Нет, отпустить Талову я не могу. Уже никак не могу. Мы связаны. Связаны навсегда, хочет она того или нет. Возможно, когда я отойду, я стану ей кем-то вроде доброго дядюшки, что опекает и любит, приму ее детей как родных. Ведь своих у меня никогда уже не будет- меня словно заколотили в том гробу, вместе с Алёной.

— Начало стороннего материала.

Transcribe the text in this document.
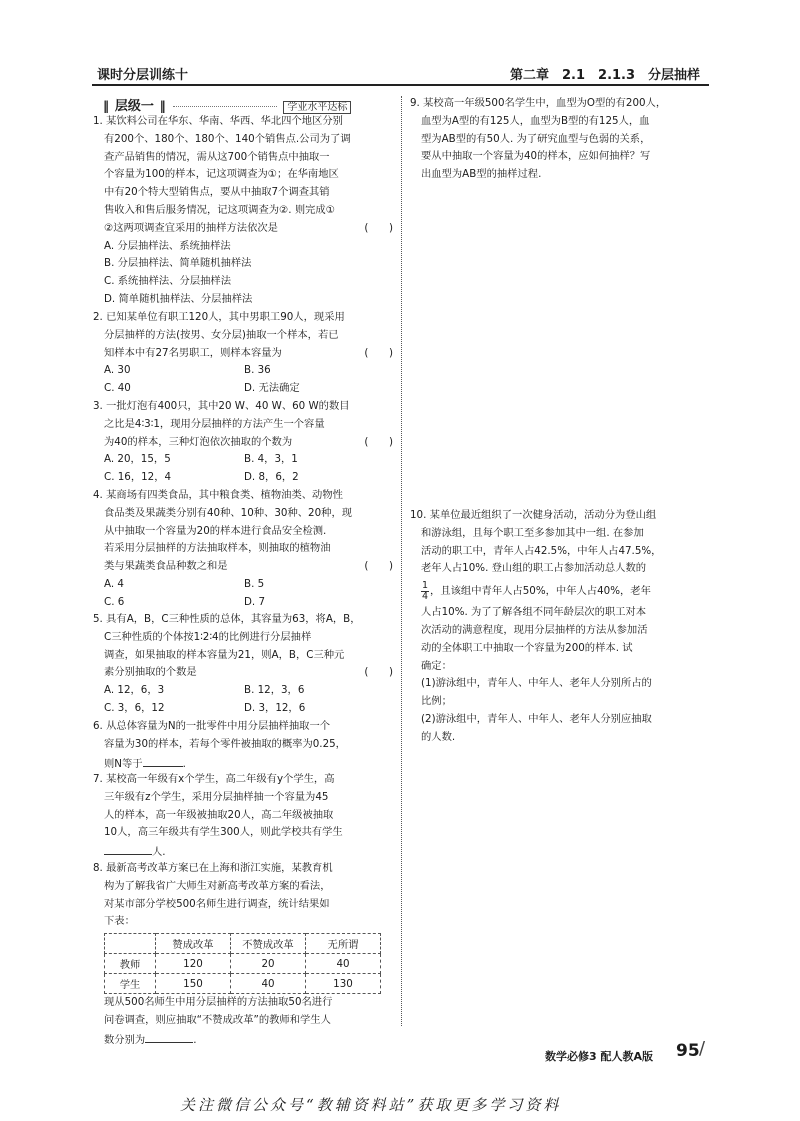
课时分层训练十	第二章　2.1　2.1.3　分层抽样
‖ 层级一 ‖	学业水平达标
1. 某饮料公司在华东、华南、华西、华北四个地区分别
有200个、180个、180个、140个销售点.公司为了调
查产品销售的情况，需从这700个销售点中抽取一
个容量为100的样本，记这项调查为①；在华南地区
中有20个特大型销售点，要从中抽取7个调查其销
售收入和售后服务情况，记这项调查为②. 则完成①
②这两项调查宜采用的抽样方法依次是	(　　)
A. 分层抽样法、系统抽样法
B. 分层抽样法、简单随机抽样法
C. 系统抽样法、分层抽样法
D. 简单随机抽样法、分层抽样法
2. 已知某单位有职工120人，其中男职工90人，现采用
分层抽样的方法(按男、女分层)抽取一个样本，若已
知样本中有27名男职工，则样本容量为	(　　)
A. 30	B. 36
C. 40	D. 无法确定
3. 一批灯泡有400只，其中20 W、40 W、60 W的数目
之比是4∶3∶1，现用分层抽样的方法产生一个容量
为40的样本，三种灯泡依次抽取的个数为	(　　)
A. 20，15，5	B. 4，3，1
C. 16，12，4	D. 8，6，2
4. 某商场有四类食品，其中粮食类、植物油类、动物性
食品类及果蔬类分别有40种、10种、30种、20种，现
从中抽取一个容量为20的样本进行食品安全检测.
若采用分层抽样的方法抽取样本，则抽取的植物油
类与果蔬类食品种数之和是	(　　)
A. 4	B. 5
C. 6	D. 7
5. 具有A，B，C三种性质的总体，其容量为63，将A，B，
C三种性质的个体按1∶2∶4的比例进行分层抽样
调查，如果抽取的样本容量为21，则A，B，C三种元
素分别抽取的个数是	(　　)
A. 12，6，3	B. 12，3，6
C. 3，6，12	D. 3，12，6
6. 从总体容量为N的一批零件中用分层抽样抽取一个
容量为30的样本，若每个零件被抽取的概率为0.25，
则N等于	.
7. 某校高一年级有x个学生，高二年级有y个学生，高
三年级有z个学生，采用分层抽样抽一个容量为45
人的样本，高一年级被抽取20人，高二年级被抽取
10人，高三年级共有学生300人，则此学校共有学生
人.
8. 最新高考改革方案已在上海和浙江实施，某教育机
构为了解我省广大师生对新高考改革方案的看法，
对某市部分学校500名师生进行调查，统计结果如
下表：
	赞成改革	不赞成改革	无所谓
教师	120	20	40
学生	150	40	130
现从500名师生中用分层抽样的方法抽取50名进行
问卷调查，则应抽取“不赞成改革”的教师和学生人
数分别为	.
9. 某校高一年级500名学生中，血型为O型的有200人，
血型为A型的有125人，血型为B型的有125人，血
型为AB型的有50人. 为了研究血型与色弱的关系，
要从中抽取一个容量为40的样本，应如何抽样？写
出血型为AB型的抽样过程.
10. 某单位最近组织了一次健身活动，活动分为登山组
和游泳组，且每个职工至多参加其中一组. 在参加
活动的职工中，青年人占42.5%，中年人占47.5%，
老年人占10%. 登山组的职工占参加活动总人数的
$\frac{1}{4}$ ，且该组中青年人占50%，中年人占40%，老年
人占10%. 为了了解各组不同年龄层次的职工对本
次活动的满意程度，现用分层抽样的方法从参加活
动的全体职工中抽取一个容量为200的样本. 试
确定：
(1)游泳组中，青年人、中年人、老年人分别所占的
比例；
(2)游泳组中，青年人、中年人、老年人分别应抽取
的人数.
数学必修3 配人教A版 95 /
关注微信公众号“教辅资料站”获取更多学习资料
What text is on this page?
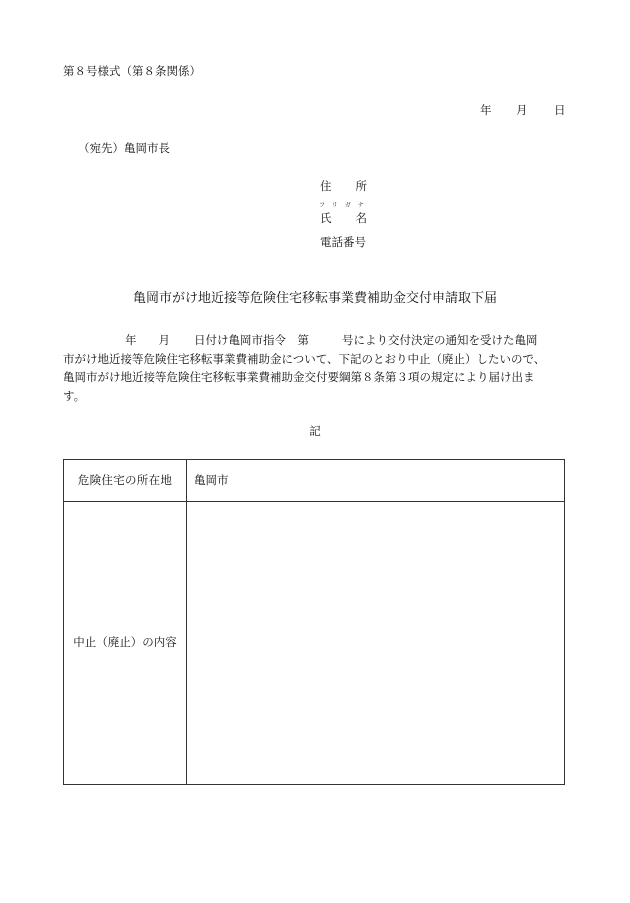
第８号様式（第８条関係）
年 月 日
（宛先）亀岡市長
住所
フリガナ
氏名
電話番号
亀岡市がけ地近接等危険住宅移転事業費補助金交付申請取下届
年 月 日付け亀岡市指令　第	号により交付決定の通知を受けた亀岡
市がけ地近接等危険住宅移転事業費補助金について、下記のとおり中止（廃止）したいので、
亀岡市がけ地近接等危険住宅移転事業費補助金交付要綱第８条第３項の規定により届け出ま
す。
記
危険住宅の所在地	亀岡市
中止（廃止）の内容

Десятки оплаченных мною лучших врачей и сиделок по очереди дежурили в её палате, мониторя состояние. Риски были велики — отторжение, инфекция. Всё моё существование свелось к тому, что я, затаив дыхание, ожидал очередной порции информации по состоянию Валерии. Казалось, на минуту отпущу ситуацию- и потеряю Алёну уже навсегда. Её сердце перестанет биться. И вот тогда я действительно потеряю последнюю ниточку, что связывает меня с семьёй, с жизнью.